A importância das mulheres na indústria
Desde a 1ª Revolução Industrial, no final do século XVIII, as mulheres fazem parte do mercado de trabalho, quando tiveram que trabalhar para sustentar as famílias enquanto os homens estavam na guerra e as fábricas precisavam de mão de obra. Dessa forma, a presença feminina foi inserida na indústria. Passadas três Revoluções Industriais e estando a 4ª em pleno desenvolvimento, a presença das mulheres na indústria ganhou ainda mais importância.
Isto porque, investir na contratação de mulheres tem se mostrado uma opção cada vez mais assertiva às fábricas, não apenas porque gradativamente mais mulheres estão se candidatando às vagas e preenchendo requisitos necessários, mas também porque os empregadores têm percebido a importância de quebrar antigos paradigmas. Além disso, dados da Organização Internacional do Trabalho (OIT) apontam que companhias com maior pluralidade de gênero podem gerar cerca de 20% a mais de lucro, enquanto lideranças femininas garantem resultados até 20% mais proveitosos.
As mulheres oferecem características bastante positivas no ambiente industrial, como a capacidade de gestão, organização, alto nível de motivação e autonomia, além de apresentarem maior habilidade em visualizar, comunicar e ter empatia.
Sua maior predisposição para a comunicação e feedback contribuem para a resolução de conflitos, bem como incentivam a formação de equipes e otimização das tomadas de decisão. Além do mais, a maior parte das mulheres também tendem a se concentrarem em diferentes assuntos e realizarem várias tarefas ao mesmo tempo, podendo gerar inovação e impulsionar os negócios.
Sendo assim, o avanço e desenvolvimento das pautas sociais junto com a globalização e o progresso tecnológico sustentam cada vez mais um novo processo organizacional na cadeia de produção industrial. Segundo um estudo do Mckinsey Global Institute, a promoção da igualdade de condições de trabalho acarretaria em um incremento de cerca de 30% do Produto Interno Bruto (PIB) brasileiro. Porém, atualmente, apenas seis em cada dez indústrias brasileiras contam com programas ou políticas de promoção de igualdade de gênero, de acordo com a CNI.

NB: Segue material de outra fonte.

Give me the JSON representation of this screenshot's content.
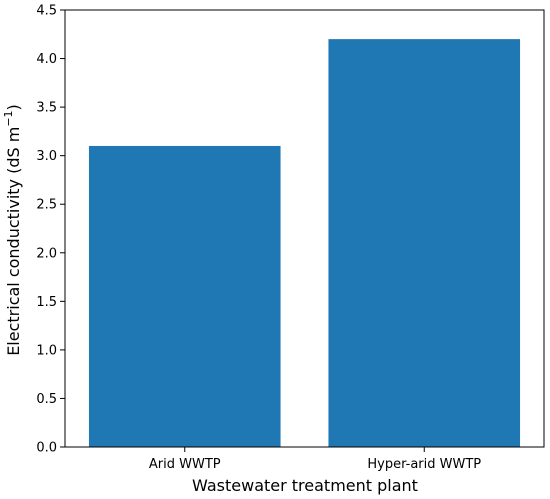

Neste cenário, apesar de lento e gradativo, é possível vislumbrar cada vez mais um espaço maior para participação da mulher no mercado de trabalho. Ainda há um longo caminho para atingir o mundo ideal de um ambiente diverso e inclusivo, mas essas mudanças são totalmente possíveis de serem realizadas por meio da transformação cultural e da criação de políticas mais inclusivas dentro das organizações.
Ao introduzir mais mulheres no mercado de trabalho industrial existe a possibilidade de cada vez mais inspirar jovens mulheres que ainda não decidiram qual área de carreira gostariam de seguir. A presença feminina na indústria também é essencial para construir um ambiente mais inclusivo e diverso, levando em consideração todas as perspectivas dos indivíduos nas tomadas de decisão, principalmente a perspectiva feminina, que contém desafios singulares.
Portanto, para tornar o mercado industrial mais inclusivo, as empresas devem enxergar cada vez mais as mulheres como peças-chave no mercado, a fim de aumentar seu quadro feminino e alcançar metas de igualdade de gênero. Com práticas inclusivas, programas de capacitação e estímulos que incentivem a inserção de mulheres na indústria, será possível gerar um mercado de trabalho mais resiliente, no qual competências e habilidades femininas serão tão valorizadas quanto devem ser.
Milene Moraes é Head de Recursos Humanos Latam na Fluke do Brasil, companhia líder mundial em ferramentas de teste e medição presente em diversos segmentos da indústria.